How much can you save by going green?

Global warming is real and it isn’t going away, but given that the governments that genuinely could do something about it aren’t doing anything much beyond spin, why should we put ourselves out?

How much can you save by going green?

Well maybe I’m a bit sad, but I spend my life shutting systems down when they’re not needed.

A good way of shutting down systems is to consolidate them, which means having fewer physical servers and more virtual servers.

But how much can you actually save, both for your own energy bills and your children’s world? You might wonder whether it’s even worth doing if you have only a few servers: I have four at the moment running Exchange Server, Terminal Server, and two running Windows Server with all the accounts and data.

How much can you actually save, both for your own energy bills and your children’s world?

How much I could achieve by reducing my physical servers to, say, two? Annually that’s about £1,205 in energy savings, and a reduction of CO2 emissions by 9.62 metric tons.

I can cut emissions equivalent to those produced by running one entire house, or by taking 1.8 cars off the road, or the effect of planting 23.1 trees.

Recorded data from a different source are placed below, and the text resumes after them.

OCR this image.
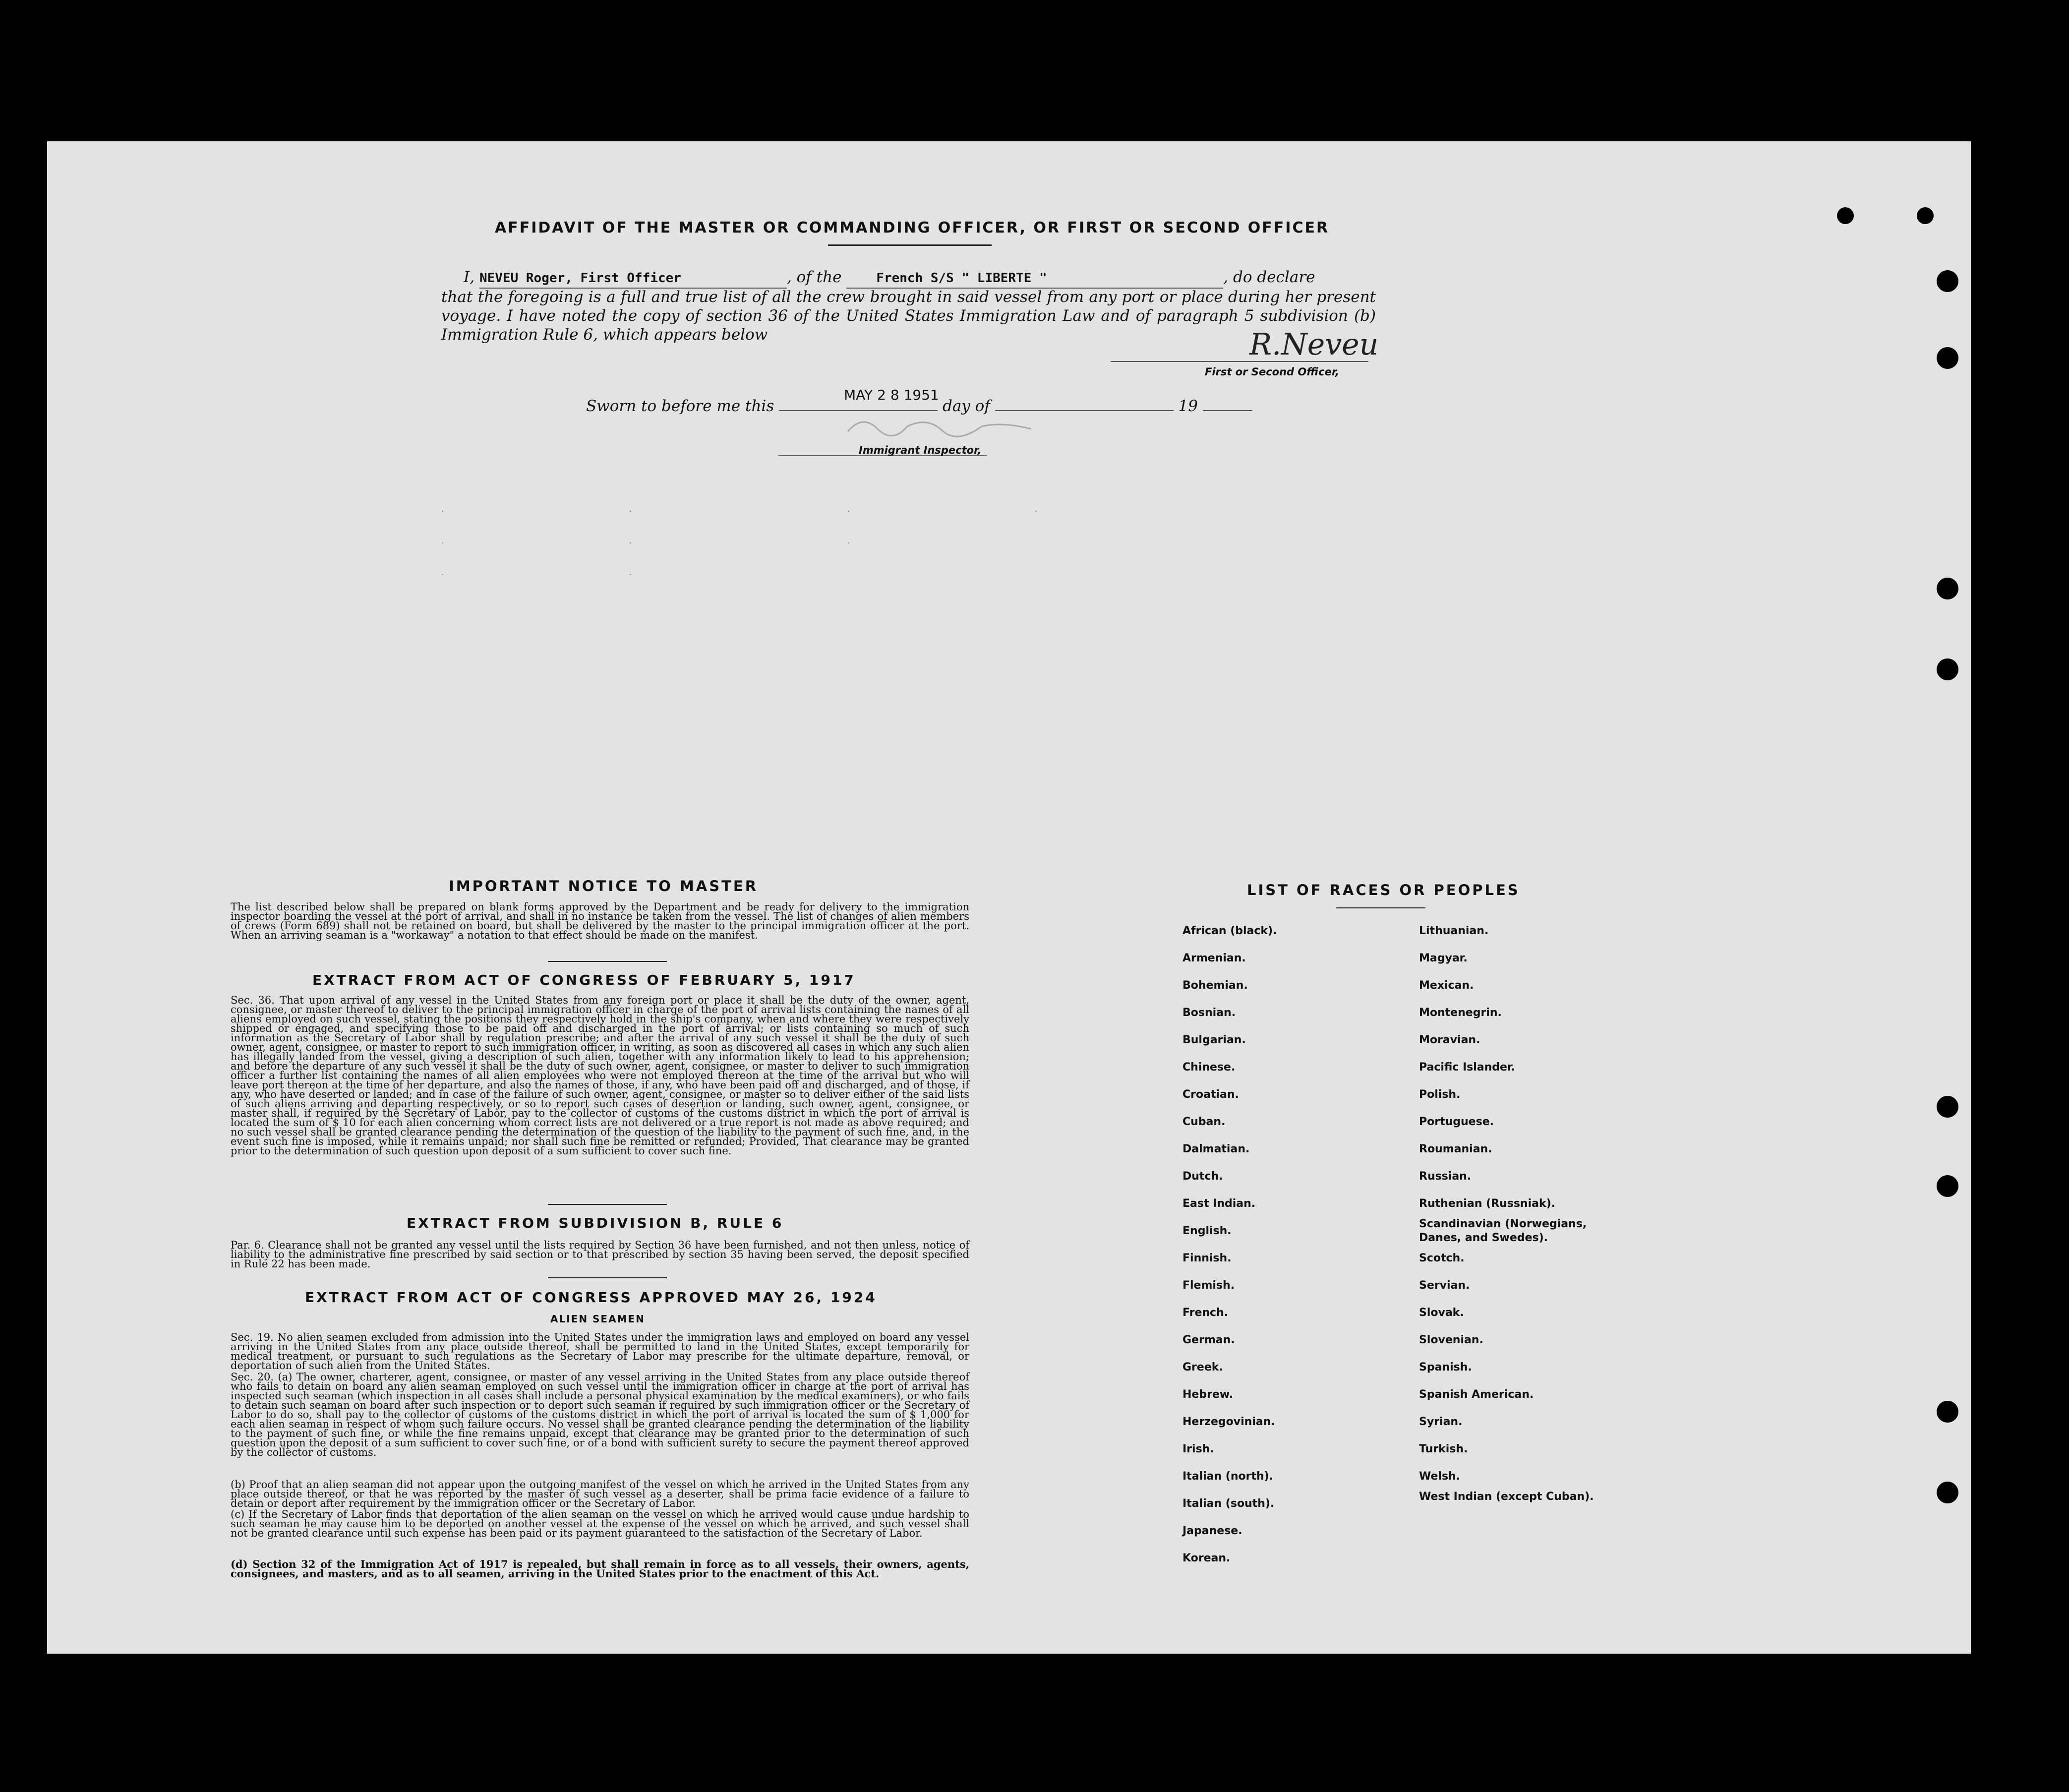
AFFIDAVIT OF THE MASTER OR COMMANDING OFFICER, OR FIRST OR SECOND OFFICER
I, NEVEU Roger, First Officer	, of the	French S/S " LIBERTE "	, do declare
that the foregoing is a full and true list of all the crew brought in said vessel from any port or place during her present voyage. I have noted the copy of section 36 of the United States Immigration Law and of paragraph 5 subdivision (b) Immigration Rule 6, which appears below	R.Neveu
First or Second Officer,
Sworn to before me this	day of	19
MAY 2 8 1951
Immigrant Inspector,
·                                                ·                                                        ·                                                ·
·                                                ·                                                        ·
·                                                ·
IMPORTANT NOTICE TO MASTER
The list described below shall be prepared on blank forms approved by the Department and be ready for delivery to the immigration inspector boarding the vessel at the port of arrival, and shall in no instance be taken from the vessel. The list of changes of alien members of crews (Form 689) shall not be retained on board, but shall be delivered by the master to the principal immigration officer at the port. When an arriving seaman is a "workaway" a notation to that effect should be made on the manifest.
EXTRACT FROM ACT OF CONGRESS OF FEBRUARY 5, 1917
Sec. 36. That upon arrival of any vessel in the United States from any foreign port or place it shall be the duty of the owner, agent, consignee, or master thereof to deliver to the principal immigration officer in charge of the port of arrival lists containing the names of all aliens employed on such vessel, stating the positions they respectively hold in the ship's company, when and where they were respectively shipped or engaged, and specifying those to be paid off and discharged in the port of arrival; or lists containing so much of such information as the Secretary of Labor shall by regulation prescribe; and after the arrival of any such vessel it shall be the duty of such owner, agent, consignee, or master to report to such immigration officer, in writing, as soon as discovered all cases in which any such alien has illegally landed from the vessel, giving a description of such alien, together with any information likely to lead to his apprehension; and before the departure of any such vessel it shall be the duty of such owner, agent, consignee, or master to deliver to such immigration officer a further list containing the names of all alien employees who were not employed thereon at the time of the arrival but who will leave port thereon at the time of her departure, and also the names of those, if any, who have been paid off and discharged, and of those, if any, who have deserted or landed; and in case of the failure of such owner, agent, consignee, or master so to deliver either of the said lists of such aliens arriving and departing respectively, or so to report such cases of desertion or landing, such owner, agent, consignee, or master shall, if required by the Secretary of Labor, pay to the collector of customs of the customs district in which the port of arrival is located the sum of $ 10 for each alien concerning whom correct lists are not delivered or a true report is not made as above required; and no such vessel shall be granted clearance pending the determination of the question of the liability to the payment of such fine, and, in the event such fine is imposed, while it remains unpaid; nor shall such fine be remitted or refunded; Provided, That clearance may be granted prior to the determination of such question upon deposit of a sum sufficient to cover such fine.
EXTRACT FROM SUBDIVISION B, RULE 6
Par. 6. Clearance shall not be granted any vessel until the lists required by Section 36 have been furnished, and not then unless, notice of liability to the administrative fine prescribed by said section or to that prescribed by section 35 having been served, the deposit specified in Rule 22 has been made.
EXTRACT FROM ACT OF CONGRESS APPROVED MAY 26, 1924
ALIEN SEAMEN
Sec. 19. No alien seamen excluded from admission into the United States under the immigration laws and employed on board any vessel arriving in the United States from any place outside thereof, shall be permitted to land in the United States, except temporarily for medical treatment, or pursuant to such regulations as the Secretary of Labor may prescribe for the ultimate departure, removal, or deportation of such alien from the United States.
Sec. 20. (a) The owner, charterer, agent, consignee, or master of any vessel arriving in the United States from any place outside thereof who fails to detain on board any alien seaman employed on such vessel until the immigration officer in charge at the port of arrival has inspected such seaman (which inspection in all cases shall include a personal physical examination by the medical examiners), or who fails to detain such seaman on board after such inspection or to deport such seaman if required by such immigration officer or the Secretary of Labor to do so, shall pay to the collector of customs of the customs district in which the port of arrival is located the sum of $ 1,000 for each alien seaman in respect of whom such failure occurs. No vessel shall be granted clearance pending the determination of the liability to the payment of such fine, or while the fine remains unpaid, except that clearance may be granted prior to the determination of such question upon the deposit of a sum sufficient to cover such fine, or of a bond with sufficient surety to secure the payment thereof approved by the collector of customs.
(b) Proof that an alien seaman did not appear upon the outgoing manifest of the vessel on which he arrived in the United States from any place outside thereof, or that he was reported by the master of such vessel as a deserter, shall be prima facie evidence of a failure to detain or deport after requirement by the immigration officer or the Secretary of Labor.
(c) If the Secretary of Labor finds that deportation of the alien seaman on the vessel on which he arrived would cause undue hardship to such seaman he may cause him to be deported on another vessel at the expense of the vessel on which he arrived, and such vessel shall not be granted clearance until such expense has been paid or its payment guaranteed to the satisfaction of the Secretary of Labor.
(d) Section 32 of the Immigration Act of 1917 is repealed, but shall remain in force as to all vessels, their owners, agents, consignees, and masters, and as to all seamen, arriving in the United States prior to the enactment of this Act.
LIST OF RACES OR PEOPLES
African (black).
Armenian.
Bohemian.
Bosnian.
Bulgarian.
Chinese.
Croatian.
Cuban.
Dalmatian.
Dutch.
East Indian.
English.
Finnish.
Flemish.
French.
German.
Greek.
Hebrew.
Herzegovinian.
Irish.
Italian (north).
Italian (south).
Japanese.
Korean.
Lithuanian.
Magyar.
Mexican.
Montenegrin.
Moravian.
Pacific Islander.
Polish.
Portuguese.
Roumanian.
Russian.
Ruthenian (Russniak).
Scandinavian (Norwegians, Danes, and Swedes).
Scotch.
Servian.
Slovak.
Slovenian.
Spanish.
Spanish American.
Syrian.
Turkish.
Welsh.
West Indian (except Cuban).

And I only have four servers. If you have 100 servers and cut back to 50, the figures get really dramatic: CO2 down by 240.59 metric tons; equivalent to that produced by 25.8 homes, or getting 44.1 cars off the road, or planting 576.3 trees. Energy savings? £30,129.

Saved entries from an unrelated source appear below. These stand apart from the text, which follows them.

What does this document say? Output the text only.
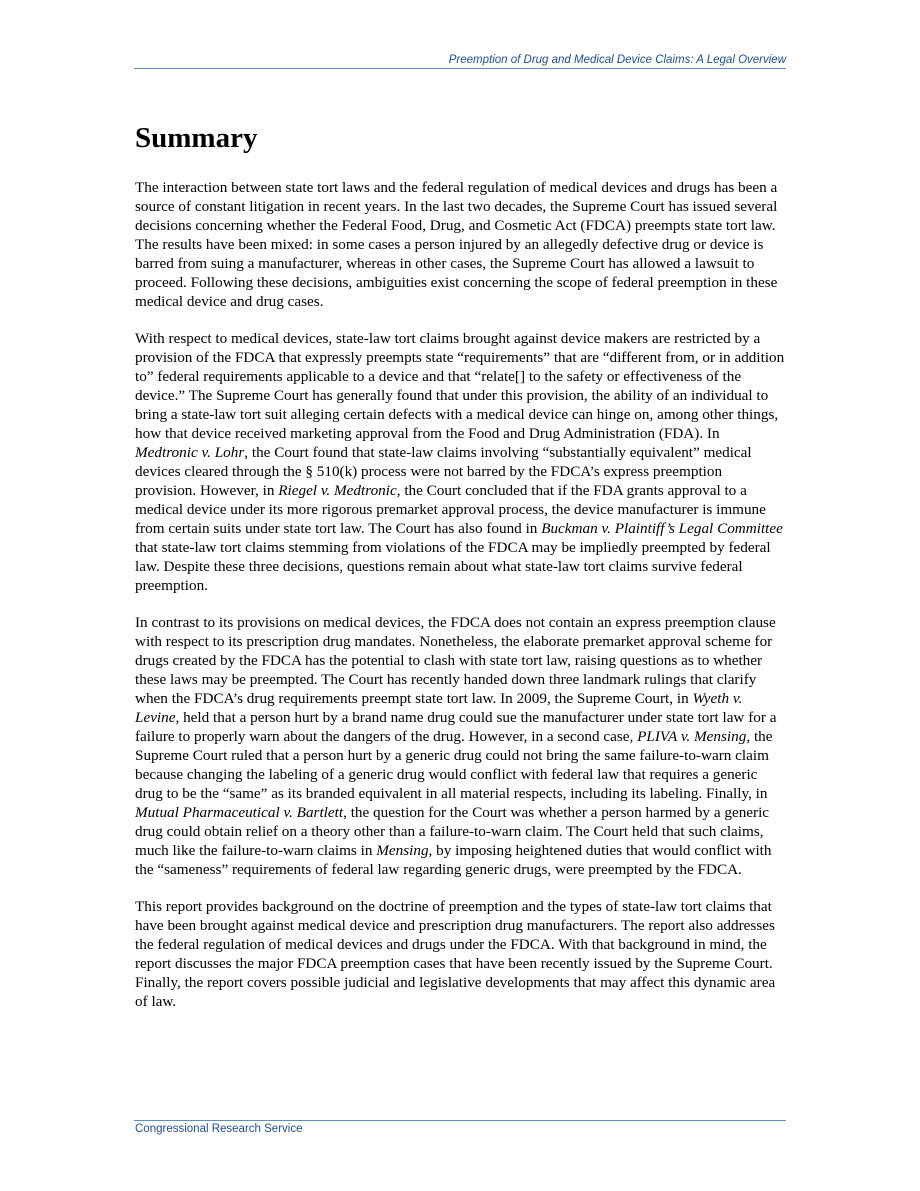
Preemption of Drug and Medical Device Claims: A Legal Overview
Summary

The interaction between state tort laws and the federal regulation of medical devices and drugs has been a source of constant litigation in recent years. In the last two decades, the Supreme Court has issued several decisions concerning whether the Federal Food, Drug, and Cosmetic Act (FDCA) preempts state tort law. The results have been mixed: in some cases a person injured by an allegedly defective drug or device is barred from suing a manufacturer, whereas in other cases, the Supreme Court has allowed a lawsuit to proceed. Following these decisions, ambiguities exist concerning the scope of federal preemption in these medical device and drug cases.

With respect to medical devices, state-law tort claims brought against device makers are restricted by a provision of the FDCA that expressly preempts state “requirements” that are “different from, or in addition to” federal requirements applicable to a device and that “relate[] to the safety or effectiveness of the device.” The Supreme Court has generally found that under this provision, the ability of an individual to bring a state-law tort suit alleging certain defects with a medical device can hinge on, among other things, how that device received marketing approval from the Food and Drug Administration (FDA). In Medtronic v. Lohr, the Court found that state-law claims involving “substantially equivalent” medical devices cleared through the § 510(k) process were not barred by the FDCA’s express preemption provision. However, in Riegel v. Medtronic, the Court concluded that if the FDA grants approval to a medical device under its more rigorous premarket approval process, the device manufacturer is immune from certain suits under state tort law. The Court has also found in Buckman v. Plaintiff’s Legal Committee that state-law tort claims stemming from violations of the FDCA may be impliedly preempted by federal law. Despite these three decisions, questions remain about what state-law tort claims survive federal preemption.

In contrast to its provisions on medical devices, the FDCA does not contain an express preemption clause with respect to its prescription drug mandates. Nonetheless, the elaborate premarket approval scheme for drugs created by the FDCA has the potential to clash with state tort law, raising questions as to whether these laws may be preempted. The Court has recently handed down three landmark rulings that clarify when the FDCA’s drug requirements preempt state tort law. In 2009, the Supreme Court, in Wyeth v. Levine, held that a person hurt by a brand name drug could sue the manufacturer under state tort law for a failure to properly warn about the dangers of the drug. However, in a second case, PLIVA v. Mensing, the Supreme Court ruled that a person hurt by a generic drug could not bring the same failure-to-warn claim because changing the labeling of a generic drug would conflict with federal law that requires a generic drug to be the “same” as its branded equivalent in all material respects, including its labeling. Finally, in Mutual Pharmaceutical v. Bartlett, the question for the Court was whether a person harmed by a generic drug could obtain relief on a theory other than a failure-to-warn claim. The Court held that such claims, much like the failure-to-warn claims in Mensing, by imposing heightened duties that would conflict with the “sameness” requirements of federal law regarding generic drugs, were preempted by the FDCA.

This report provides background on the doctrine of preemption and the types of state-law tort claims that have been brought against medical device and prescription drug manufacturers. The report also addresses the federal regulation of medical devices and drugs under the FDCA. With that background in mind, the report discusses the major FDCA preemption cases that have been recently issued by the Supreme Court. Finally, the report covers possible judicial and legislative developments that may affect this dynamic area of law.

Congressional Research Service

On the desktop side, there are significant savings to be had by recycling those old CRTs, but there’s also your desktop operating system to consider.

Windows 7

It’s my intention to move to Windows 7 as soon as feasible, so I registered with Microsoft Green IT and got access to a green calculator – I entered the number of desktops currently running Windows XP, and let the calculator work out how much I’d save by switching to Windows 7.

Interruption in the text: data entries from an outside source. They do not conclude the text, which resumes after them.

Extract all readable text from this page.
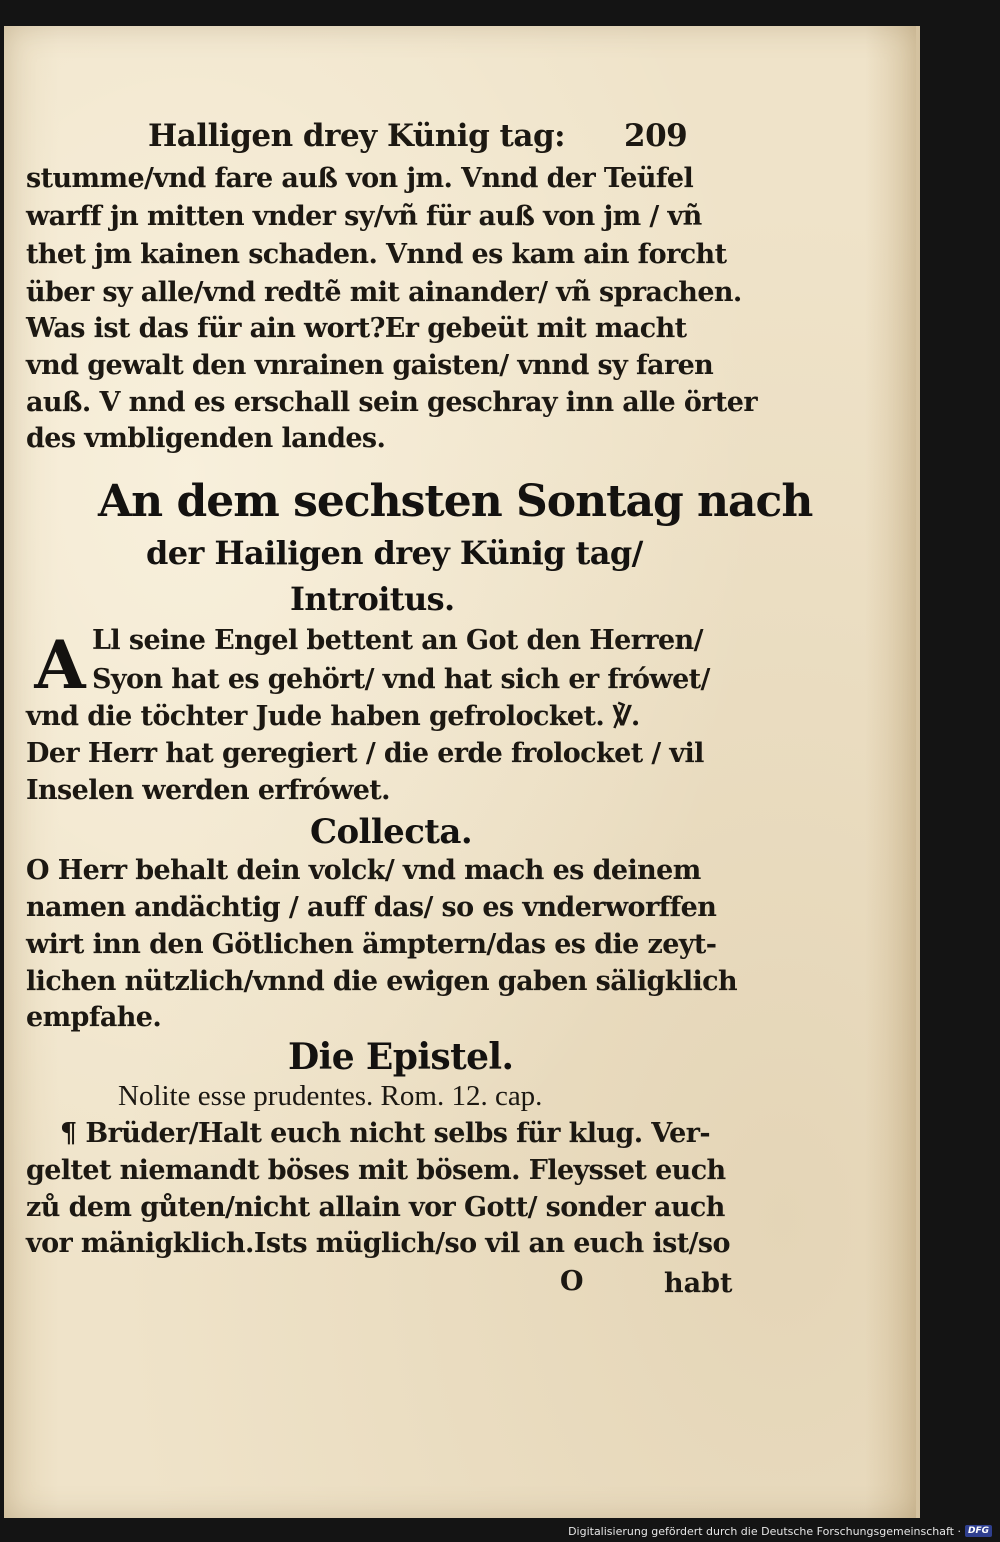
Halligen drey Künig tag: 209
stumme/vnd fare auß von jm. Vnnd der Teüfel
warff jn mitten vnder sy/vñ für auß von jm / vñ
thet jm kainen schaden. Vnnd es kam ain forcht
über sy alle/vnd redtẽ mit ainander/ vñ sprachen.
Was ist das für ain wort?Er gebeüt mit macht
vnd gewalt den vnrainen gaisten/ vnnd sy faren
auß. V nnd es erschall sein geschray inn alle örter
des vmbligenden landes.
An dem sechsten Sontag nach
der Hailigen drey Künig tag/
Introitus.
A Ll seine Engel bettent an Got den Herren/
Syon hat es gehört/ vnd hat sich er frówet/
vnd die töchter Jude haben gefrolocket. ℣.
Der Herr hat geregiert / die erde frolocket / vil
Inselen werden erfrówet.
Collecta.
O Herr behalt dein volck/ vnd mach es deinem
namen andächtig / auff das/ so es vnderworffen
wirt inn den Götlichen ämptern/das es die zeyt-
lichen nützlich/vnnd die ewigen gaben säligklich
empfahe.
Die Epistel.
Nolite esse prudentes. Rom. 12. cap.
¶ Brüder/Halt euch nicht selbs für klug. Ver-
geltet niemandt böses mit bösem. Fleysset euch
zů dem gůten/nicht allain vor Gott/ sonder auch
vor mänigklich.Ists müglich/so vil an euch ist/so
O	habt
Digitalisierung gefördert durch die Deutsche Forschungsgemeinschaft · DFG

Even given that I’d need to do a RAM upgrade on many PCs, I’d still make a financial saving, but the considerable environmental savings are the same regardless of what I need to spend to achieve them.

How do I know this? A combination of Microsoft and Alinean told me so, and I got these facts by running through the server and desktop savings calculators that you can access here.

Slightly irritatingly, the server pages gave me results in UK pounds but I couldn’t get the desktop pages to provide anything other than US dollars, even after I’d registered and told the program where I was located.

Never mind, give it a go anyway and you might be surprised at how much good you can do for the environment. It also lets you see whether there are long-term savings to be made.